Sekilas tentang Sekolah Islam Gender
Dari namanya sudah jelas, bahwa Sekolah Islam Gender (SIG) adalah forum intelektual yang di dalamnya mengkaji bersama isu-isu gender dalam bingkai Islam. Bagi anggota organisasi tersebut pasti sudah tidak asing dengan sekolah ini. Namun, sangat asing bagi orang-orang yang di luar organisasi.
Umumnya SIG berjalan selama tiga hari berturut-turut. Seperti halnya forum kajian, SIG memiliki sesi materi, diskusi, FGD, hingga follow up setelah kegiatan. Nah, yang paling menarik dari SIG adalah tema-tema yang dibahas selalu up to date dan sesuai kebutuhan.
Kemarin saat saya mendapat amanah untuk menjadi instruktur kegiatan SIG, saya menemukan kebaharuan topik, strategi hingga teknis. Materinya meliputi gender dasar, keorganisasian, citra diri, konsep dasar Islam, hukum Islam di Indonesia, gender perspektif Alquran dan Hadis, serta fikih perempuan.
Dan yang paling menarik lagi, proporsi jumlah peserta hampir seimbang antara laki-laki dan perempuan. Berbeda dari tahun-tahun sebelumnya yang mana peserta laki-laki hanya dalam hitungan jari.
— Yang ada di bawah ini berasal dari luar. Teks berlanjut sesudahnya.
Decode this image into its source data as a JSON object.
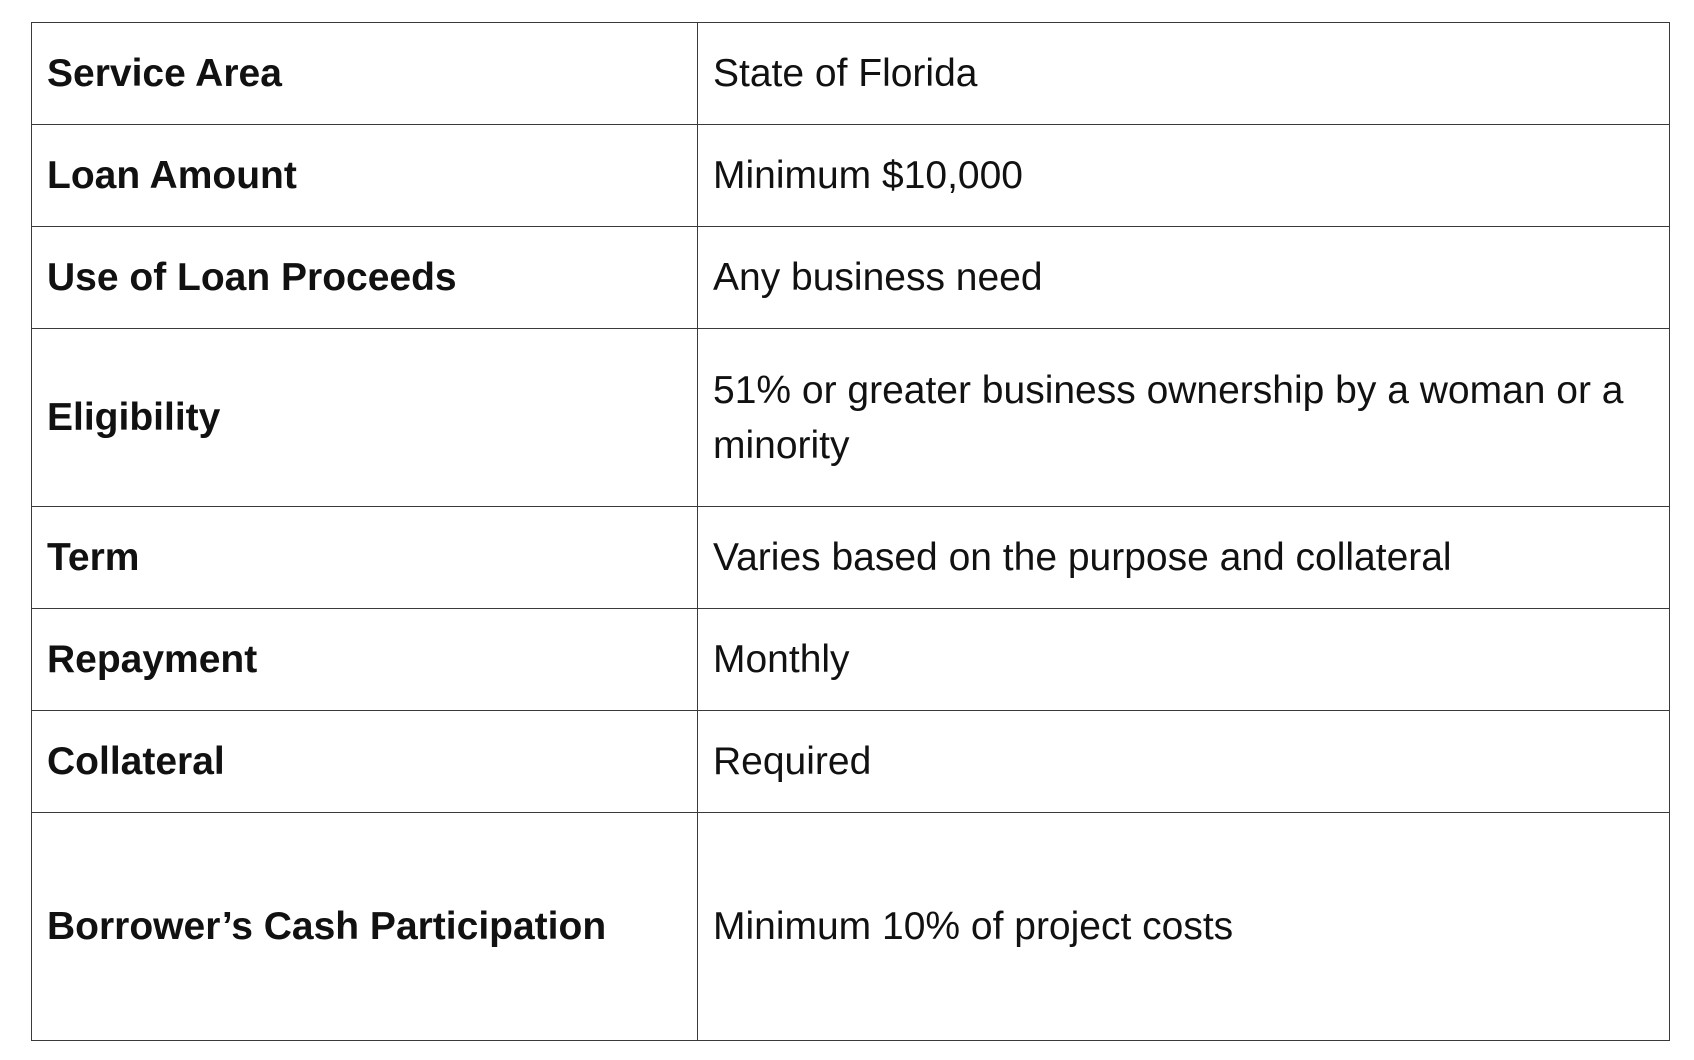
{
  "table": {
    "rows": [
      {
        "label": "Service Area",
        "value": "State of Florida"
      },
      {
        "label": "Loan Amount",
        "value": "Minimum $10,000"
      },
      {
        "label": "Use of Loan Proceeds",
        "value": "Any business need"
      },
      {
        "label": "Eligibility",
        "value": "51% or greater business ownership by a woman or a minority"
      },
      {
        "label": "Term",
        "value": "Varies based on the purpose and collateral"
      },
      {
        "label": "Repayment",
        "value": "Monthly"
      },
      {
        "label": "Collateral",
        "value": "Required"
      },
      {
        "label": "Borrower’s Cash Participation",
        "value": "Minimum 10% of project costs"
      }
    ]
  }
}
Patut diapresiasi karena sedikit demi sedikit isu-isu tentang gender sudah mulai menjadi perhatian bersama dan bukan lagi hanya milik perempuan.
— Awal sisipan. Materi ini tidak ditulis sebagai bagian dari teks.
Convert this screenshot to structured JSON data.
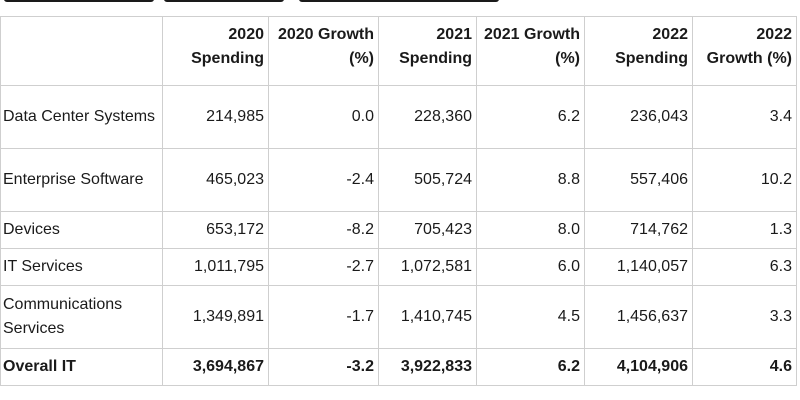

Follow Up Kegiatan Sekolah Islam Gender
Kegiatan yang tidak memiliki follow up atau keberlanjutan rasanya akan kurang membekas. Oleh karena itu sebagai forum intelektual, SIG memiliki follow up yang tidak jauh dari aktivitas intelektual. Salah satunya adalah membuat kajian sederhana untuk sharing ilmu yang sudah didapat kepada orang-orang sekitar.
Selain itu, peserta SIG memiliki tanggung jawab untuk mengoptimalkan penggunaan media informasi digital. Misalnya menuangkan gagasan dalam bentuk artikel ilmiah maupun populer dan membuat video edukatif.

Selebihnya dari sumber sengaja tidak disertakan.